In the billions of dollars of necessary infrastructure improvements across the United States, Stephanie Gidigbi sees an opportunity. Planning as usual has left low-income people and communities of color burdened by intersecting health, access and resiliency disparities. Being thoughtful about new projects and new investment offers the chance to do things differently.
“The communities that are impacted by the changes that are happening in our climate are the same ones that are impacted when it comes to health, and of course it’s the same ones that have racial inequities,” says Gidigbi, director of policy, capacity and systems change at the nonprofit Natural Resources Defense Council. “We can’t expect that we can continue to build the same thing and get different outcomes.”
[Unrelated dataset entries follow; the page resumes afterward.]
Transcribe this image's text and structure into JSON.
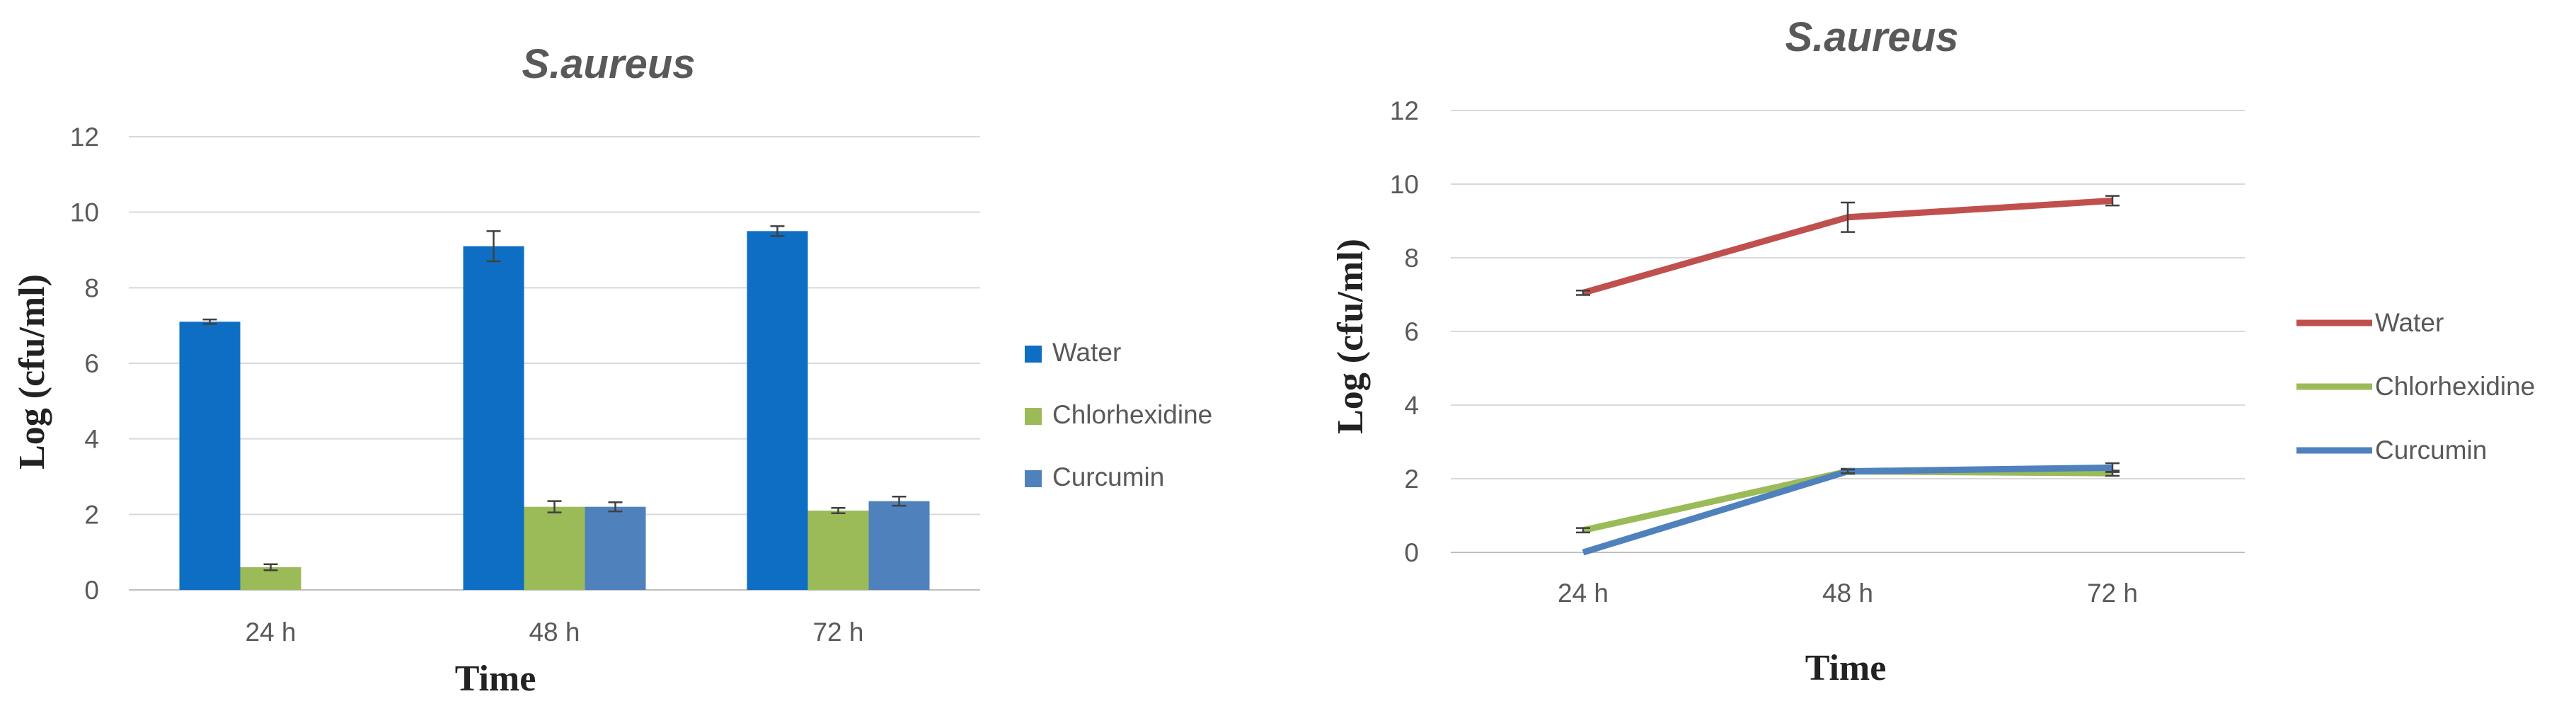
{
  "chart_data": [
    {
      "type": "bar",
      "title": "S.aureus",
      "xlabel": "Time",
      "ylabel": "Log (cfu/ml)",
      "categories": [
        "24 h",
        "48 h",
        "72 h"
      ],
      "ylim": [
        0,
        12
      ],
      "yticks": [
        "0",
        "2",
        "4",
        "6",
        "8",
        "10",
        "12"
      ],
      "grid": true,
      "legend_position": "right",
      "series": [
        {
          "name": "Water",
          "color": "#0e6ec3",
          "values": [
            7.1,
            9.1,
            9.5
          ],
          "errors": [
            0.06,
            0.4,
            0.13
          ]
        },
        {
          "name": "Chlorhexidine",
          "color": "#9bbb59",
          "values": [
            0.6,
            2.2,
            2.1
          ],
          "errors": [
            0.08,
            0.15,
            0.07
          ]
        },
        {
          "name": "Curcumin",
          "color": "#4f81bd",
          "values": [
            0,
            2.2,
            2.35
          ],
          "errors": [
            0,
            0.12,
            0.12
          ]
        }
      ]
    },
    {
      "type": "line",
      "title": "S.aureus",
      "xlabel": "Time",
      "ylabel": "Log (cfu/ml)",
      "categories": [
        "24 h",
        "48 h",
        "72 h"
      ],
      "ylim": [
        0,
        12
      ],
      "yticks": [
        "0",
        "2",
        "4",
        "6",
        "8",
        "10",
        "12"
      ],
      "grid": true,
      "legend_position": "right",
      "series": [
        {
          "name": "Water",
          "color": "#c0504d",
          "values": [
            7.05,
            9.1,
            9.55
          ],
          "errors": [
            0.06,
            0.4,
            0.13
          ]
        },
        {
          "name": "Chlorhexidine",
          "color": "#9bbb59",
          "values": [
            0.6,
            2.2,
            2.15
          ],
          "errors": [
            0.06,
            0.07,
            0.07
          ]
        },
        {
          "name": "Curcumin",
          "color": "#4f81bd",
          "values": [
            0,
            2.2,
            2.3
          ],
          "errors": [
            0,
            0.05,
            0.12
          ]
        }
      ]
    }
  ]
}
That’s the philosophy behind the Strong, Prosperous, and Resilient Communities Challenge, or SPARCC, an initiative of the NRDC, Enterprise Community Partners, the Federal Reserve Bank of San Francisco, and the Low Income Investment Fund. The three-year initiative will provide funding, financing and technical assistance to coalitions of organizations working across sectors and issue areas in six U.S. cities to ensure that new infrastructure projects don’t reinforce the patterns of old.
Each participant — Atlanta, Chicago, Denver, Los Angeles, Memphis and the Bay Area — is already planning an array of large infrastructure investments, funded through ballot-approved tax increases or federal grants. And in each, organizations are already working together to make sure neighborhoods get a say in how that money is spent. SPARCC aims to support the creation and growth of these “collaborative tables,” spaces where nonprofits, grassroots advocates, and the public and private sectors can come together to promote equitable change.
“These investments come and these places will change, and it will either become more inclusive or less inclusive,” says Brian Prater, executive vice president of strategy, development and public affairs at the Low Income Investment Fund, a San Francisco-headquartered community development financial institution. “It became very apparent to us that if you don’t plan for that growth and ensure that justice and equity are central to this conversation, then the traditional patterns of segregation, concentrated poverty and displacement will be repeated.”